Neighborhood communicator#

gko::experimental::mpi::NeighborhoodCommunicator is a CollectiveCommunicator implementation that performs the halo exchange with MPI_Ineighbor_alltoallv over a distributed-graph topology. Where the DenseCommunicator issues a full P-way all-to-all and relies on the MPI runtime to skip zero-size entries, the neighborhood communicator tells MPI up front which ranks this process actually communicates with, so the all-to-all only involves those neighbours.

When to use it#

High rank count with sparse halo connectivity. This is the typical pattern for finite-element and finite-difference simulations: each rank’s off-diagonal matrix only references values on a handful of neighbouring ranks, regardless of the total job size.
The dense per-rank size vector is the bottleneck. At thousands of ranks, just transmitting the full send-size vector to MPI starts to matter. The neighborhood communicator avoids that overhead.

For small jobs (≲ a few thousand ranks) the DenseCommunicator is simpler, equally correct, and may even be faster because it does not require the MPI runtime to build a graph topology object.

Construction#

The neighborhood communicator is constructed from a base communicator and an IndexMap:

namespace mpi = gko::experimental::mpi;

auto base_comm = mpi::communicator(MPI_COMM_WORLD);

auto coll_comm = std::make_shared<mpi::NeighborhoodCommunicator>(base_comm, imap);

Construction does three pieces of work:

Recv-side bookkeeping. Reads imap.get_remote_target_ids() and the segment offsets in imap.get_remote_global_idxs() to fill in the per-neighbour recv_sizes_ and the recv target id list.
Send-side discovery. Performs a global MPI_Alltoall over a size vector — exactly once, at construction — to discover which ranks need to receive from this rank, and how many values each one wants. This is the unavoidable global step: every rank must learn its inverse communication envelope.
Graph topology creation. Calls MPI_Dist_graph_create_adjacent with the recv-from list as sources and the send-to list as destinations, producing the topology-aware MPI_Comm that subsequent MPI_Ineighbor_alltoallv calls run over.

Once construction returns, every subsequent i_all_to_all_v(...) call only involves the actual neighbours — typically a small constant per rank, regardless of the total rank count.

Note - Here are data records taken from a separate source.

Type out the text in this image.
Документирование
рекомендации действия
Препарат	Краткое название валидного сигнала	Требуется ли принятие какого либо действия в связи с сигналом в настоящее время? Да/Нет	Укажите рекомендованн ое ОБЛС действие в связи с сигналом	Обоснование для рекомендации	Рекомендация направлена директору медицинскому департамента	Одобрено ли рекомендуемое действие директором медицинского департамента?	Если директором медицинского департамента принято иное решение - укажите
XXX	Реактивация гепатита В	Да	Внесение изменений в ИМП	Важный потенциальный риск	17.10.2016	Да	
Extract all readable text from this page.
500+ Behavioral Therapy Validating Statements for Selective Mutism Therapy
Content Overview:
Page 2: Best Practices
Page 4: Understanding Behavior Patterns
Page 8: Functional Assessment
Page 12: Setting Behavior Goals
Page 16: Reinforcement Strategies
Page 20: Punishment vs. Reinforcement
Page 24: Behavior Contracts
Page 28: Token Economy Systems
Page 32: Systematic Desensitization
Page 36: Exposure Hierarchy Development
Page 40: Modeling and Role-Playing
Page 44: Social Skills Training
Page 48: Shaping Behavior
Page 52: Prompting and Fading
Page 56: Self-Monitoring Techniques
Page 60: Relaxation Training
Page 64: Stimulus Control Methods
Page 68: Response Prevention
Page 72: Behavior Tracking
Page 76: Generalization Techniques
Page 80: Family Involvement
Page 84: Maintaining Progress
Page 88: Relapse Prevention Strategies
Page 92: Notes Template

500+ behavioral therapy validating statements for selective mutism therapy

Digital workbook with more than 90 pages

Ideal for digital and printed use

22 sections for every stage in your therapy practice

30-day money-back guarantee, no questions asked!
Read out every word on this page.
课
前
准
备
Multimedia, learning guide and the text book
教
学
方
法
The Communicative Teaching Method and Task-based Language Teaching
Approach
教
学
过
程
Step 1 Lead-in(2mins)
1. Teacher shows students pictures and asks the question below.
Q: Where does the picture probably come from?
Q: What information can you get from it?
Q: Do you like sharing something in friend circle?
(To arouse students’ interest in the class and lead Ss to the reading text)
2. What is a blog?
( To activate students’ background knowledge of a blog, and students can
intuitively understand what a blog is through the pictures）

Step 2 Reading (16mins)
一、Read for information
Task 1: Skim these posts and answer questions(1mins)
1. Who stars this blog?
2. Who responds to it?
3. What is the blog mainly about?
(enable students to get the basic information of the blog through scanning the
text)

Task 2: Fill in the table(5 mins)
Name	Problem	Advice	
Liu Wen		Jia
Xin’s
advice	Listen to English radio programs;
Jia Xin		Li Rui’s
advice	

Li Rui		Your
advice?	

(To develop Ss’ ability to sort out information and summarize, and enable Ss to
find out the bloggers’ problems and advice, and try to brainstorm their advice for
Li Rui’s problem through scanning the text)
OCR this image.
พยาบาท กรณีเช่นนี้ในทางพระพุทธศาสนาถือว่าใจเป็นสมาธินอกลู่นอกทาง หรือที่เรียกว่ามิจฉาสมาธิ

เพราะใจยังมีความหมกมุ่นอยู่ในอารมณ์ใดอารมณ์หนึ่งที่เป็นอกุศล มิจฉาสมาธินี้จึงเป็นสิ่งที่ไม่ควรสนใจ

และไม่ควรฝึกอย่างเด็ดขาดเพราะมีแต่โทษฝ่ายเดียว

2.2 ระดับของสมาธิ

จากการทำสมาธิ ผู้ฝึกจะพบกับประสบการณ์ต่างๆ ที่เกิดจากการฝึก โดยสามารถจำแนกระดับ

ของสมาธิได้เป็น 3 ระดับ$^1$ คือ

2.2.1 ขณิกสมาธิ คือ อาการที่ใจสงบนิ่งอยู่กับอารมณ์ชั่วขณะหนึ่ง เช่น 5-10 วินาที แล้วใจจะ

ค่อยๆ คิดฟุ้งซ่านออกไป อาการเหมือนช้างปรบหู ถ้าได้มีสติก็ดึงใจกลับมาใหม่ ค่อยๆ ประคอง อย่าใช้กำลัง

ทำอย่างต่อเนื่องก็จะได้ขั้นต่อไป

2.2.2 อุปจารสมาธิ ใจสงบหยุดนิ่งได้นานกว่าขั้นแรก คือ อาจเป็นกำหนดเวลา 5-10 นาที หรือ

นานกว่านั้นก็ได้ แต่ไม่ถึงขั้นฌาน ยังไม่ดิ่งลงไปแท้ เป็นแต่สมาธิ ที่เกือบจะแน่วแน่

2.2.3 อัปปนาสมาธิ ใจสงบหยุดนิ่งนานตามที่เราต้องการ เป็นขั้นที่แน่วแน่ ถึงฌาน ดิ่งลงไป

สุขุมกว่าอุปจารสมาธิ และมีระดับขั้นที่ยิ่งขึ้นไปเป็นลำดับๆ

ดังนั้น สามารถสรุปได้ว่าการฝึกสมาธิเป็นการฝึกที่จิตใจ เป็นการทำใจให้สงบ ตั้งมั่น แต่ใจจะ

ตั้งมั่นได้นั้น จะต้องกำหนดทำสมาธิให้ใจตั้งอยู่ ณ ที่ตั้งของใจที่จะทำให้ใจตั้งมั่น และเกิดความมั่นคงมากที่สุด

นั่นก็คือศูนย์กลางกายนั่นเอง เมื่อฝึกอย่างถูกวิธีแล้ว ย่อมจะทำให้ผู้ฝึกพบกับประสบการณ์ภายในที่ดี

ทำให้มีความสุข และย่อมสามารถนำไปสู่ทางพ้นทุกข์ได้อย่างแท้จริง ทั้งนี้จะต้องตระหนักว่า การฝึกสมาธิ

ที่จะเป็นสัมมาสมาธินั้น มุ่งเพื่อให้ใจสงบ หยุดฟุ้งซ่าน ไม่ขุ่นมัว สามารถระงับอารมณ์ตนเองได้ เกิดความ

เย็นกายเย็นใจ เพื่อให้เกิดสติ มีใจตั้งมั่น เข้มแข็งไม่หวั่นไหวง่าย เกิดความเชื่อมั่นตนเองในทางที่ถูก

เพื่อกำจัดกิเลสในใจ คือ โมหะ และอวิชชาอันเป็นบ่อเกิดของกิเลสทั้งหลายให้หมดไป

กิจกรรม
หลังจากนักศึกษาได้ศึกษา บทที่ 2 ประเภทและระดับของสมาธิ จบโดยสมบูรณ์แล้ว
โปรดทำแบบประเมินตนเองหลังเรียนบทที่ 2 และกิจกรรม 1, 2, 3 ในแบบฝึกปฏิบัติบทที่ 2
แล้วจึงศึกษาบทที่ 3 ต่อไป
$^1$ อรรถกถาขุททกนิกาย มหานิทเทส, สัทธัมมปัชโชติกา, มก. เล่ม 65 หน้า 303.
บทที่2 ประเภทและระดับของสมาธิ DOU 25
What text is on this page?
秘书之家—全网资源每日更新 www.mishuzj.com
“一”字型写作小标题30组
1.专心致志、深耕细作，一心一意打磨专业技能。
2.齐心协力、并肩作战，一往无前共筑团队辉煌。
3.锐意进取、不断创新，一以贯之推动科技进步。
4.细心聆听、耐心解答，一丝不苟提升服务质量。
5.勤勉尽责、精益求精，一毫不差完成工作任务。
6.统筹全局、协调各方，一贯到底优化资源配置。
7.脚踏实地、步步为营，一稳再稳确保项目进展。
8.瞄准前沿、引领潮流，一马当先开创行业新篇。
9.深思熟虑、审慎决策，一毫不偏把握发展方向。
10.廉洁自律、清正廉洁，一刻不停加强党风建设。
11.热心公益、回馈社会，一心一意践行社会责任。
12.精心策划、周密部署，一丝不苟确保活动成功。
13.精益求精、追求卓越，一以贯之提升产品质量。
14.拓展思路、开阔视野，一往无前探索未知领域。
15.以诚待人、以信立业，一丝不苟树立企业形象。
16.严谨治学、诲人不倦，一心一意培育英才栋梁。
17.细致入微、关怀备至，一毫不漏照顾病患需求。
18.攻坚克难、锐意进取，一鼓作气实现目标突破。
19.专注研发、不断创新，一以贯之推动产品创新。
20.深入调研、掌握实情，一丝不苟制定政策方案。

A null-pattern constructor NeighborhoodCommunicator(base_comm) is also available; it builds an empty topology so the object is in a valid state before its pattern is set.

The exchange#

auto req = coll_comm->i_all_to_all_v(exec, send_ptr, recv_ptr);
// ... overlap work that does not touch recv_ptr ...
req.wait();

The primitive is MPI_Ineighbor_alltoallv. On Open MPI builds older than 4.1 this primitive is not safely available with all type combinations and the implementation reports GKO_NOT_IMPLEMENTED — if you hit that, fall back to DenseCommunicator or upgrade your MPI.

Cost model#

For \(P\) ranks where each rank has on average \(k\) neighbours:

Construction: one global MPI_Alltoall of size \(P\) integers (the inverse-envelope discovery) plus the cost of MPI_Dist_graph_create_adjacent. The Alltoall is the dominant term and is paid once per matrix construction.
Each subsequent exchange: \(\Theta(k)\) work outside MPI (scanning the per-neighbour size vector) plus \(\Theta(N_\text{send})\) for the actual transfer, where \(N_\text{send}\) is the total number of values this rank sends. Many MPI implementations optimise MPI_Ineighbor_alltoallv into direct point-to-point sends between neighbours.

So the neighborhood communicator pays a higher setup cost (the topology graph creation) in exchange for a lower per-exchange cost. For matrices that are reused across many apply calls — which is the standard case in iterative solvers — the cross-over comes quickly.

Inverse patterns#

create_inverse() returns a new NeighborhoodCommunicator that swaps the send-from and recv-to roles. This is what RowGatherer uses internally to derive the send index pattern from the receive indices stored in the matrix’s IndexMap.